The big question being asked is why authorities were unable to prevent the rampage. The local governor says information that forewarned of the attack was not properly shared.
The first warning came months ago. Uematsu wrote a letter to the Speaker of Japan's Lower House in February. It detailed a plan to attack the care home at night and tie up staff members. That's precisely what happened during Tuesday's attack.
Uematsu also told his colleagues at the facility that he thought people with severe disabilities should be euthanized. Those comments led local officials to have him committed to a hospital. But he was released 12 days later, after a doctor decided he was not a threat.
Following his discharge, the care home installed more than a dozen security cameras based on police advice.
Kanagawa Prefecture oversees the facility. The Gov. Yuji Kuroiwa says his office was left in the dark and none of that information was shared with him.
"We believe there have been problems in the way authorities share information. We will cooperate with the authorities concerned so this kind of incident never happens again. We will verify the matter thoroughly in order to develop preventive measures," he says.

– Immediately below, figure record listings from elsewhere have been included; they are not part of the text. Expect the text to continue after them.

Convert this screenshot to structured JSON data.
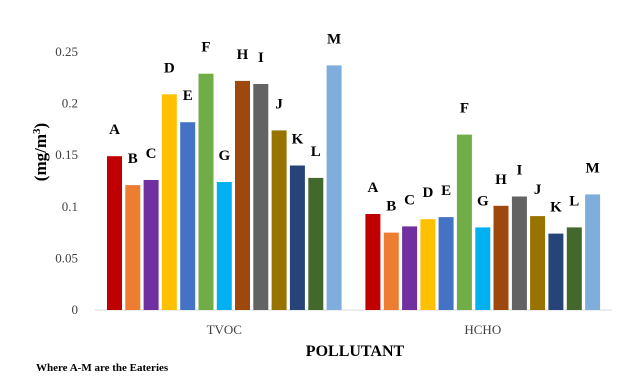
{
  "chart_data": {
    "type": "bar",
    "categories": [
      "TVOC",
      "HCHO"
    ],
    "series": [
      {
        "name": "A",
        "values": [
          0.149,
          0.093
        ],
        "color": "#c00000"
      },
      {
        "name": "B",
        "values": [
          0.121,
          0.075
        ],
        "color": "#ed7d31"
      },
      {
        "name": "C",
        "values": [
          0.126,
          0.081
        ],
        "color": "#7030a0"
      },
      {
        "name": "D",
        "values": [
          0.209,
          0.088
        ],
        "color": "#ffc000"
      },
      {
        "name": "E",
        "values": [
          0.182,
          0.09
        ],
        "color": "#4472c4"
      },
      {
        "name": "F",
        "values": [
          0.229,
          0.17
        ],
        "color": "#70ad47"
      },
      {
        "name": "G",
        "values": [
          0.124,
          0.08
        ],
        "color": "#00b0f0"
      },
      {
        "name": "H",
        "values": [
          0.222,
          0.101
        ],
        "color": "#9e480e"
      },
      {
        "name": "I",
        "values": [
          0.219,
          0.11
        ],
        "color": "#636363"
      },
      {
        "name": "J",
        "values": [
          0.174,
          0.091
        ],
        "color": "#997300"
      },
      {
        "name": "K",
        "values": [
          0.14,
          0.074
        ],
        "color": "#264478"
      },
      {
        "name": "L",
        "values": [
          0.128,
          0.08
        ],
        "color": "#43682b"
      },
      {
        "name": "M",
        "values": [
          0.237,
          0.112
        ],
        "color": "#7faedd"
      }
    ],
    "xlabel": "POLLUTANT",
    "ylabel_main": "(mg/m",
    "ylabel_sup": "3",
    "ylabel_close": ")",
    "ylim": [
      0,
      0.25
    ],
    "yticks": [
      "0",
      "0.05",
      "0.1",
      "0.15",
      "0.2",
      "0.25"
    ],
    "grid": false,
    "legend": "none"
  },
  "note": "Where A-M are the Eateries"
}
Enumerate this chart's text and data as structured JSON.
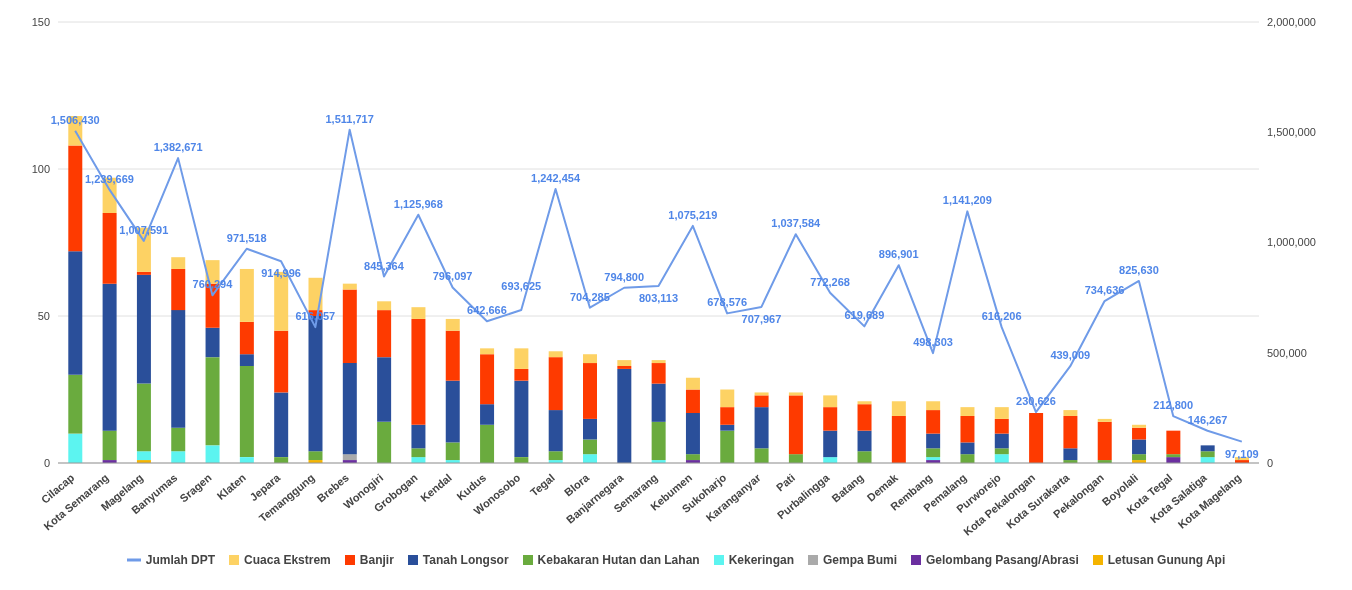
{
  "chart_data": {
    "type": "bar",
    "stacked": true,
    "categories": [
      "Cilacap",
      "Kota Semarang",
      "Magelang",
      "Banyumas",
      "Sragen",
      "Klaten",
      "Jepara",
      "Temanggung",
      "Brebes",
      "Wonogiri",
      "Grobogan",
      "Kendal",
      "Kudus",
      "Wonosobo",
      "Tegal",
      "Blora",
      "Banjarnegara",
      "Semarang",
      "Kebumen",
      "Sukoharjo",
      "Karanganyar",
      "Pati",
      "Purbalingga",
      "Batang",
      "Demak",
      "Rembang",
      "Pemalang",
      "Purworejo",
      "Kota Pekalongan",
      "Kota Surakarta",
      "Pekalongan",
      "Boyolali",
      "Kota Tegal",
      "Kota Salatiga",
      "Kota Magelang"
    ],
    "series": [
      {
        "name": "Letusan Gunung Api",
        "color": "#f5b400",
        "values": [
          0,
          0,
          1,
          0,
          0,
          0,
          0,
          1,
          0,
          0,
          0,
          0,
          0,
          0,
          0,
          0,
          0,
          0,
          0,
          0,
          0,
          0,
          0,
          0,
          0,
          0,
          0,
          0,
          0,
          0,
          0,
          1,
          0,
          0,
          0
        ]
      },
      {
        "name": "Gelombang Pasang/Abrasi",
        "color": "#6b2fa0",
        "values": [
          0,
          1,
          0,
          0,
          0,
          0,
          0,
          0,
          1,
          0,
          0,
          0,
          0,
          0,
          0,
          0,
          0,
          0,
          1,
          0,
          0,
          0,
          0,
          0,
          0,
          1,
          0,
          0,
          0,
          0,
          0,
          0,
          2,
          0,
          0
        ]
      },
      {
        "name": "Gempa Bumi",
        "color": "#aaaaaa",
        "values": [
          0,
          0,
          0,
          0,
          0,
          0,
          0,
          0,
          2,
          0,
          0,
          0,
          0,
          0,
          0,
          0,
          0,
          0,
          0,
          0,
          0,
          0,
          0,
          0,
          0,
          0,
          0,
          0,
          0,
          0,
          0,
          0,
          0,
          0,
          0
        ]
      },
      {
        "name": "Kekeringan",
        "color": "#5cf4f0",
        "values": [
          10,
          0,
          3,
          4,
          6,
          2,
          0,
          0,
          0,
          0,
          2,
          1,
          0,
          0,
          1,
          3,
          0,
          1,
          0,
          0,
          0,
          0,
          2,
          0,
          0,
          1,
          0,
          3,
          0,
          0,
          0,
          0,
          0,
          2,
          0
        ]
      },
      {
        "name": "Kebakaran Hutan dan Lahan",
        "color": "#6aab3e",
        "values": [
          20,
          10,
          23,
          8,
          30,
          31,
          2,
          3,
          0,
          14,
          3,
          6,
          13,
          2,
          3,
          5,
          0,
          13,
          2,
          11,
          5,
          3,
          0,
          4,
          0,
          3,
          3,
          2,
          0,
          1,
          1,
          2,
          1,
          2,
          0
        ]
      },
      {
        "name": "Tanah Longsor",
        "color": "#2a4f9a",
        "values": [
          42,
          50,
          37,
          40,
          10,
          4,
          22,
          46,
          31,
          22,
          8,
          21,
          7,
          26,
          14,
          7,
          32,
          13,
          14,
          2,
          14,
          0,
          9,
          7,
          0,
          5,
          4,
          5,
          0,
          4,
          0,
          5,
          0,
          2,
          0
        ]
      },
      {
        "name": "Banjir",
        "color": "#fe3a00",
        "values": [
          36,
          24,
          1,
          14,
          15,
          11,
          21,
          2,
          25,
          16,
          36,
          17,
          17,
          4,
          18,
          19,
          1,
          7,
          8,
          6,
          4,
          20,
          8,
          9,
          16,
          8,
          9,
          5,
          17,
          11,
          13,
          4,
          8,
          0,
          1
        ]
      },
      {
        "name": "Cuaca Ekstrem",
        "color": "#fdd264",
        "values": [
          10,
          12,
          15,
          4,
          8,
          18,
          20,
          11,
          2,
          3,
          4,
          4,
          2,
          7,
          2,
          3,
          2,
          1,
          4,
          6,
          1,
          1,
          4,
          1,
          5,
          3,
          3,
          4,
          0,
          2,
          1,
          1,
          0,
          0,
          1
        ]
      },
      {
        "name": "Jumlah DPT",
        "type": "line",
        "axis": "y2",
        "color": "#6f9be8",
        "value_labels": [
          "1,506,430",
          "1,239,669",
          "1,007,591",
          "1,382,671",
          "760,294",
          "971,518",
          "914,996",
          "616,057",
          "1,511,717",
          "845,364",
          "1,125,968",
          "796,097",
          "642,666",
          "693,625",
          "1,242,454",
          "704,285",
          "794,800",
          "803,113",
          "1,075,219",
          "678,576",
          "707,967",
          "1,037,584",
          "772,268",
          "619,689",
          "896,901",
          "498,303",
          "1,141,209",
          "616,206",
          "230,626",
          "439,009",
          "734,636",
          "825,630",
          "212,800",
          "146,267",
          "97,109"
        ],
        "values": [
          1506430,
          1239669,
          1007591,
          1382671,
          760294,
          971518,
          914996,
          616057,
          1511717,
          845364,
          1125968,
          796097,
          642666,
          693625,
          1242454,
          704285,
          794800,
          803113,
          1075219,
          678576,
          707967,
          1037584,
          772268,
          619689,
          896901,
          498303,
          1141209,
          616206,
          230626,
          439009,
          734636,
          825630,
          212800,
          146267,
          97109
        ]
      }
    ],
    "ylim": [
      0,
      150
    ],
    "yticks": [
      0,
      50,
      100,
      150
    ],
    "y2lim": [
      0,
      2000000
    ],
    "y2ticks": [
      0,
      {
        "value": 500000,
        "label": "500,000"
      },
      {
        "value": 1000000,
        "label": "1,000,000"
      },
      {
        "value": 1500000,
        "label": "1,500,000"
      },
      {
        "value": 2000000,
        "label": "2,000,000"
      }
    ],
    "grid": "y",
    "legend": "bottom",
    "marker": "none"
  }
}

The governor said people tend to think the suspect's discharge was too early. But he said holding him any longer would have created a human rights issue. He said he wants to consult with experts on how to best deal with such a situation.
An expert on forensic psychiatry said more information is needed to tell whether proper measures were taken during Uematsu's stay in the hospital.
"It's hard to say at this point whether this incident was preventable or not. I have to say that there was no problem with him being released from hospital because the doctors saw that he was no longer mentally disturbed at that time," Igarashi says.
But he says the problem is that there's no proper follow-up system after such people are released.
"We have to carefully analyze his mental condition and how he was living his life in the period between his release and the attack. And we have to utilize the results to come up with effective measures to prevent this kind of tragedy," Igarashi says.
Families and supporters of people with disabilities are making sure their voices are heard, as the investigation unfolds.
Atsuko Kubo's son, Jusuke, is 41 years old. He is not able to speak and lives in a care facility. She says she was deeply hurt by what the murder suspect was saying, that people with disabilities should disappear.
"Not only is it unforgivable, it makes me sad," Kubo says. "Even though it might only be a limited number of people who think that way, it's the fact that anyone does."
Kubo heads an organization of people with intellectual disabilities. It issued a statement on its website saying each and every life is priceless regardless of its challenges.
People across Japan are expressing support for that through social media. One person wrote "We have to make sure this kind of crime never happens again."
An organizer at one care facility has been trying to create more awareness of and interaction with people with disabilities. Masahiro Tate came up with a plan to open the building up to eliminate social stigma.
"We were trying to live together with the community," he says.
And it seemed to be having an effect. More and more local residents were visiting the facility to celebrate festivals with the people who live there.
But Tate now has a dilemma. After Tuesday's stabbing, the prefectural authority urged him to tighten security. He used to close the building's gate at 10 p.m., but now tries to make sure it's closed all day.
"It's truly regrettable and a severe situation that we have to limit access to the facility," Tate says.
For Kubo, it's important to let others know that people with disabilities do have families who care about them. One small example of her love is a scarf she gave Jusuke 10 years ago. He's worn it ever since.
She says she wants everyone to know a family bond is not affected even if there are challenges in communicating.
"He is an essential part of our family and brings us all closer together," Kubo says.
Support groups like Kubo's say they're determined to keep promoting the rights of people with disabilities. And call on everyone in Japan to recognize the importance of respecting each and every human being.